Un documento fundacional para la identidad viatoriana

Redactada durante la primera Asamblea de la Comunidad viatoriana en 2006, y adoptada ad experimentum por el XXVIII Capítulo General de los Clérigos de San Viator, esta Carta constituye el documento de referencia para todos sus miembros. Define la identidad profunda y las características fundamentales de esta comunidad que da vida al carisma viatoriano, a la vez que orienta a cada Viador en su misión singular al servicio del Pueblo de Dios.

Un carisma, dos modos de vida

Estas características esenciales representan el don espiritual que Dios otorga a la comunidad. Este carisma único se expresa en dos formas complementarias dentro de la misma familia:

  • El modo secular, vivido por los Asociados.
  • El modo regular, vivido por los Religiosos.
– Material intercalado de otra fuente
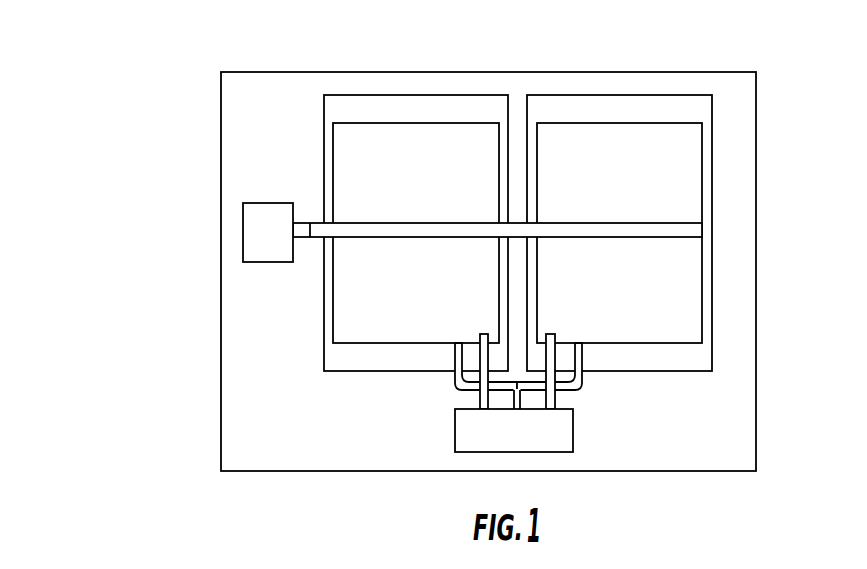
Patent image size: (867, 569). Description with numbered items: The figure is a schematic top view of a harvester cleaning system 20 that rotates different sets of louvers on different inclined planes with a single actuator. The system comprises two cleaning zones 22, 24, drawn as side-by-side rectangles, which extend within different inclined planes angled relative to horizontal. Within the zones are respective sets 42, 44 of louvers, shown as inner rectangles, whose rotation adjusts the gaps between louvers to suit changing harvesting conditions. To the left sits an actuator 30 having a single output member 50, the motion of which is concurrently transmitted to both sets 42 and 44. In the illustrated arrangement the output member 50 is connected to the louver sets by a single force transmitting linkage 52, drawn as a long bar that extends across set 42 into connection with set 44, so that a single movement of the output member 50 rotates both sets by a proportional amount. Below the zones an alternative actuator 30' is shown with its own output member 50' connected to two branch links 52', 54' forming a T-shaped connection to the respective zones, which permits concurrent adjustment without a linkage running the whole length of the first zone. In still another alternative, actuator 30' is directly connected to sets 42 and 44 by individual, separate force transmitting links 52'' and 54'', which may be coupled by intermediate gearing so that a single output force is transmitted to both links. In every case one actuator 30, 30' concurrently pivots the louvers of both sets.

The harvester cleaning system 20 is at (91, 94).
The cleaning zone 22 is at (387, 95).
The cleaning zone 24 is at (620, 95).
The set of louvers 42 is at (468, 123).
The set of louvers 44 is at (687, 123).
The actuator 30 is at (235, 216).
The output member 50 is at (287, 270).
The force transmitting linkage 52 is at (547, 208).
The branch link 52' is at (441, 377).
The branch link 54' is at (604, 377).
The output member 50' is at (470, 405).
The force transmitting link 52'' is at (464, 352).
The force transmitting link 54'' is at (581, 352).
The actuator 30' is at (558, 436).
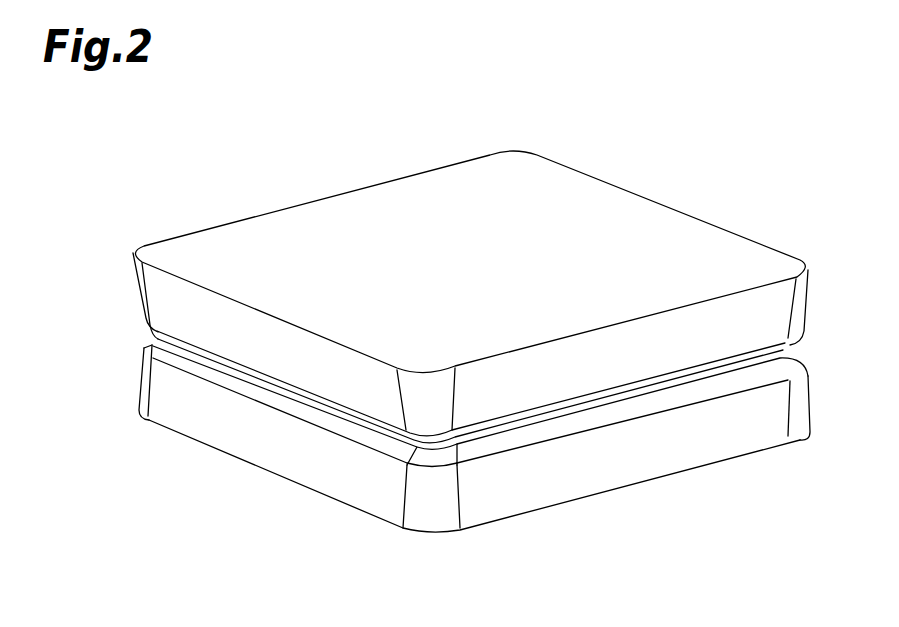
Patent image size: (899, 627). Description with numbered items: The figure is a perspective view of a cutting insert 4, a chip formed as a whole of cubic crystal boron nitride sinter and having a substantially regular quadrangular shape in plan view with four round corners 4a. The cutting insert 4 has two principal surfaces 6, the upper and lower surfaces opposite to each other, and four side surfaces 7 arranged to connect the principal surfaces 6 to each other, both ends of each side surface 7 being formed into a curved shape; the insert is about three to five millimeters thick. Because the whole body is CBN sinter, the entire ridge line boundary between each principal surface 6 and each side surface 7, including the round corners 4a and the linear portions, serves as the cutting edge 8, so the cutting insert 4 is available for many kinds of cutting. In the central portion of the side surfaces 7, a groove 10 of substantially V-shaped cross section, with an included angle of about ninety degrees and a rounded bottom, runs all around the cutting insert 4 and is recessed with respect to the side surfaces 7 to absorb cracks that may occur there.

The cutting insert 4 is at (309, 121).
The round corners 4a is at (798, 303).
The principal surfaces 6 is at (596, 222).
The side surfaces 7 is at (209, 421).
The cutting edge 8 is at (528, 353).
The groove 10 is at (733, 373).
Esta dualidad ofrece una oportunidad excepcional de realizar la misión y la comunión fraterna a través de una gran diversidad de perfiles: hombres y mujeres, laicos, religiosos y sacerdotes. La Comunidad viatoriana une así a Religiosos y Asociados en una armonía inspirada por el espíritu del Venerable Luis Querbes, sin confusión, pero en una unión estrecha, a imagen de las dos caras de una misma moneda, cada una poseyendo su propia belleza.

Una «maqueta de la iglesia»

La Comunidad viatoriana tiene el privilegio de ilustrar, por la complementariedad de las vocaciones, la diversidad de los estados de vida en el seno de la Iglesia universal, actuando como una verdadera “maqueta” de esta. Es primordial para los Viatores mantener una conciencia aguda de esta identidad común, donde cada vocación (religiosa o secular) es plenamente vivida, respetada y alentada. La Carta sirve de memoria viva, recordando sin cesar a los miembros su identidad y el fin de su unión.